To exercise these rights, contact our Grievance Officer at privacy@reability.in

7. Cookies and Tracking

Our website uses cookies and similar technologies for:

  • Session management and authentication
  • Remembering user preferences
  • Analytics to improve our Services

You can control cookie preferences through your browser settings. Disabling cookies may affect certain website functionality.

8. Third-Party Services

Our Services integrate with:

  • Convex: Database and backend services
  • Clerk: Authentication and user management
  • Razorpay: Payment processing (we do not store full payment card details)
  • YouTube: Exercise video content delivery

These services have their own privacy policies, and we encourage you to review them.

9. Data Retention

We retain your data for as long as necessary to provide our Services and comply with legal obligations:

  • Medical records: Minimum 3 years as per medical practice guidelines
  • Financial records: 8 years as per Indian tax laws
  • Account data: Until account deletion request
  • Anonymous analytics: Indefinitely

10. Children's Privacy

Our Services may be used by minors (under 18) for pediatric physiotherapy with parental/guardian consent. Parents or guardians must create and manage accounts for minor patients and provide consent for data collection.
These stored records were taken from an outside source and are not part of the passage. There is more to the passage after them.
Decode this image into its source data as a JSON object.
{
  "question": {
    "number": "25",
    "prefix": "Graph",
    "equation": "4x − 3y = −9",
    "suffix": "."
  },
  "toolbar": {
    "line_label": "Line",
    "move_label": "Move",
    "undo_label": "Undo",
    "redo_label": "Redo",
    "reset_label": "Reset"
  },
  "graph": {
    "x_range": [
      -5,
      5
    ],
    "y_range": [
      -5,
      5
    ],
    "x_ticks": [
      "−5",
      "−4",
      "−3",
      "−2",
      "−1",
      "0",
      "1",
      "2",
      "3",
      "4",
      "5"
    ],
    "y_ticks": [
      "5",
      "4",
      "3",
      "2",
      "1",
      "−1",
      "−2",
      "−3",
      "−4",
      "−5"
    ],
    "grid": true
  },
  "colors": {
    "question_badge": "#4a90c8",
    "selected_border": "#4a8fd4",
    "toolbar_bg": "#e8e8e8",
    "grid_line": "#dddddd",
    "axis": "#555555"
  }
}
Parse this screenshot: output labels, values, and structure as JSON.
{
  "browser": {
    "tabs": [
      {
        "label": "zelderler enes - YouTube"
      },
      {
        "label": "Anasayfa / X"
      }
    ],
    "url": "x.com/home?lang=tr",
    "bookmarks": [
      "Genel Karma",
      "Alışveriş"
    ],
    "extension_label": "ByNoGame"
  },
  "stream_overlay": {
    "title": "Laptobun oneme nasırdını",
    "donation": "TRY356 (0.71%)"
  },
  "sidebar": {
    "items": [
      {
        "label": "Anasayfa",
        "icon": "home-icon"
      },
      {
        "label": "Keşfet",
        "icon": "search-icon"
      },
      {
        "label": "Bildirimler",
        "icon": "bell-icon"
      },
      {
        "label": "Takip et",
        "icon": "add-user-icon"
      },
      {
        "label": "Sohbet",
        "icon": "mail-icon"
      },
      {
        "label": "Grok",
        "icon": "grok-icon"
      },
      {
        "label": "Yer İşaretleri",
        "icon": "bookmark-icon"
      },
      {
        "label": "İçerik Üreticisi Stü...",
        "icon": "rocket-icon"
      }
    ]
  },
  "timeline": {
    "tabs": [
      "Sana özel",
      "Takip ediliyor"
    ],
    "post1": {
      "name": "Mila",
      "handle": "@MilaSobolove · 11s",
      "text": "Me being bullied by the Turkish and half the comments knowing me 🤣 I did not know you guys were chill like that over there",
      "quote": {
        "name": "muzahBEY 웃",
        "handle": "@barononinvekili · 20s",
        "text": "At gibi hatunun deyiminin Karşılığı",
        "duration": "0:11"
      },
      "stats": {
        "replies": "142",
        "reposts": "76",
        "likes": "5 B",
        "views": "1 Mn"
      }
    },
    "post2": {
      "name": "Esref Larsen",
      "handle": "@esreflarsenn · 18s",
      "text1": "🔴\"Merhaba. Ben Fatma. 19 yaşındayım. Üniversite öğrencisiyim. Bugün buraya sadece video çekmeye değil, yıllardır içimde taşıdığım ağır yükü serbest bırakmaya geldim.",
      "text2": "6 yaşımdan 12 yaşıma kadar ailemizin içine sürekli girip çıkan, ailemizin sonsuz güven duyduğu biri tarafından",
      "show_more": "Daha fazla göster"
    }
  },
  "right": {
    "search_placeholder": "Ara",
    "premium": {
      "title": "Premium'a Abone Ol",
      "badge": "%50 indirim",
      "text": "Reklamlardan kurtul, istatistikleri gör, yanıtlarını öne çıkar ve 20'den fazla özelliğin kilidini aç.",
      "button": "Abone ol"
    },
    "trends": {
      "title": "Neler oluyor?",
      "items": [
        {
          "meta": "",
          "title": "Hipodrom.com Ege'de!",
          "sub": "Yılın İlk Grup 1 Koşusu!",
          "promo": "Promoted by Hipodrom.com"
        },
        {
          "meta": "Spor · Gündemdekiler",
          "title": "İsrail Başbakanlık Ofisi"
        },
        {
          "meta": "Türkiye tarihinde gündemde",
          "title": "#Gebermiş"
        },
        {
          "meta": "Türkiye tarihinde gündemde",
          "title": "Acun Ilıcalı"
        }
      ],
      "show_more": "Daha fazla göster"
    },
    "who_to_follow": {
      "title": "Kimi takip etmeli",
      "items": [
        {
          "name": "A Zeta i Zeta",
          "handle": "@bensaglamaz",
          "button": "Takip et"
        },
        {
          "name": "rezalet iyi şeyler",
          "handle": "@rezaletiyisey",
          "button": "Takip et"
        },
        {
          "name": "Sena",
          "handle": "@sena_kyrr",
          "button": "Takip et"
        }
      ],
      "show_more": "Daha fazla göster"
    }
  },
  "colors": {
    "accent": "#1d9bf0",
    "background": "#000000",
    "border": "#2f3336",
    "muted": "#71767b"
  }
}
11. Changes to This Policy

We may update this Privacy Policy periodically. We will notify you of significant changes through the app, email, or website notice. Continued use of our Services after changes constitutes acceptance of the updated policy.

12. Contact Information

For questions, concerns, or to exercise your rights, contact:

Grievance Officer

Reability Healthcare Private Limited

Bangalore, Karnataka, India

Email: privacy@reability.in

Response time: Within 30 days of receiving your request

13. Governing Law

This Privacy Policy is governed by the laws of India, including the Information Technology Act, 2000 and applicable rules. Any disputes shall be subject to the exclusive jurisdiction of courts in Bangalore, Karnataka.